Le rapport sur les investissements mondiaux directs en 2010 montre où va le monde après la crise, ou, si l’on considère que la crise n’est pas encore terminée, qui en sortira, et comment, qui sera le premier au monde, qui perdra la prééminence et ainsi de suite. Autrement dit, le document est plus qu’intéressant et son auteur est fiable puisqu’il s’agit de la CNUCED, ou de la Conférence des Nations unies sur le commerce et le développement.

À première vue, rien de sensationnel d’une manière générale. La situation demeure telle qu’elle l’était avant la crise. Les États-Unis sont les premiers au monde à bénéficier des investissements, suivis par la Chine. Dans le monde, 1 200 milliards de dollars devraient voyager cette année à la recherche de pays d’accueil ce qui est peu dans la mesure où avant la crise la somme était de 2 000 milliards par an, mais pour 2012 tout devrait rentrer dans l’ordre, fait remarquer le rapport. Les États-Unis, quant à eux, comme déjà mentionné, sont en tête mais à vrai dire la Chine les rattrape à grands pas.

Répétons-le, il ne s’agit pas d’un mouvement chaotique d’investissements de portefeuille et d’autre « commerce de vent », mais d’investissements directs en quelque chose de tangible, par exemple dans des usines. Ce sont de sérieux investissements qui ne disparaîtront pas en une minute par simple pression d’un bouton.

Les économistes chinois ont déjà calmement et franchement commenté la situation, en faisant remarquer que les lois et les règlements rigides, une main d’œuvre de qualité et un marché de consommation puissant (autrement dit les États-Unis) sont plus favorables qu’une croissance rapide et une main d’œuvre bon marché (autrement dit la Chine). Pour ces raisons, l’an dernier, 34,9 milliards de dollars de moins ont été investis en Chine par rapport aux États-Unis. Mais à vrai dire, au début de 2010 les investissements directs en Chine ont considérablement augmenté, et aux États-Unis ils ont chuté de 60%, et si cette tendance se maintient…
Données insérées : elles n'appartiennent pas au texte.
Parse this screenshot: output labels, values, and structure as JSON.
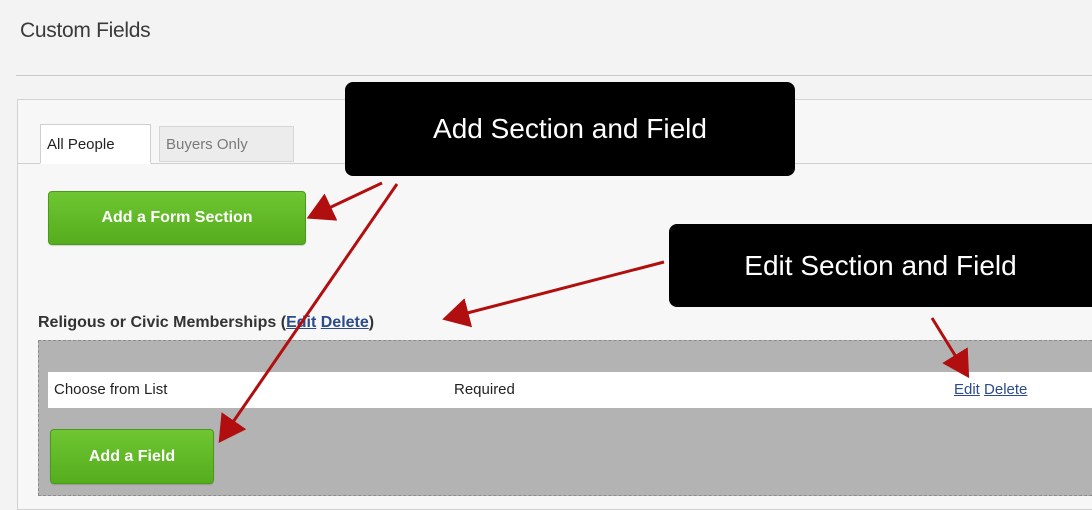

En fait, au cours des deux dernières décennies, la Chine a dépassé à trois reprises tous les autres en un court laps de temps comme premier bénéficiaire d’investissements, en réalité ou du moins dans les sondages sur les préférences des investisseurs. Mais elle a immanquablement retrouvé la deuxième place, derrière les États-Unis. Or, l’économie n’est pas un sport, et rattraper et dépasser les États-Unis n’est pas une mission impossible pour la Chine. Une mission impossible, c’est autre chose. La Chine devient elle-même le plus grand des investisseurs. C’est bien plus important, et pas seulement pour elle-même.

À ce stade il faut se tourner vers une autre source, l’article du Washington Post qui semble occuper une page entière du journal, voire plus. Il y est question du Brésil.

Émotions mises à part, pour le seul premier semestre 2010, la Chine a investi au Brésil (sous la forme de ces mêmes investissements directs) 20 milliards de dollars, devenant ainsi le premier investisseur du pays en y construisant des aciéries, des usines automobiles et des infrastructures pour les centrales électriques et bien d’autres. Petrobras – compagnie pétrolière locale – a perçu 10 milliards de dollars en provenance de la Chine qui, en même temps, est devenue le premier partenaire commercial du Brésil.

Toutefois, les émotions de l’analyste américain, auteur du rapport, sont très compréhensibles. Le Brésil, ce n’est pas une petite île souveraine quelconque dans l’océan Pacifique. C’est le leader de l’Amérique Latine et c’est un membre du mécanisme du BRIC (Brésil, Russie, Inde et Chine). À l’heure actuelle, il est à la mode de dire qu’il est insensé d’unir ces quatre pays, qu’ils n’ont aucun lien entre eux. Eh bien, ils semblent au contraire être très liés. On remarque une similitude à considérer les liens entre la Chine et l’Inde: la croissance, malgré les différends territoriaux et beaucoup d’autres choses. En y ajoutant l’habitude du BRIC d’organiser des sommets et des rencontres ministérielles à la suite desquelles l’argent des Chinois et des autres semble se déplacer encore plus vite dans le cadre du BRIC.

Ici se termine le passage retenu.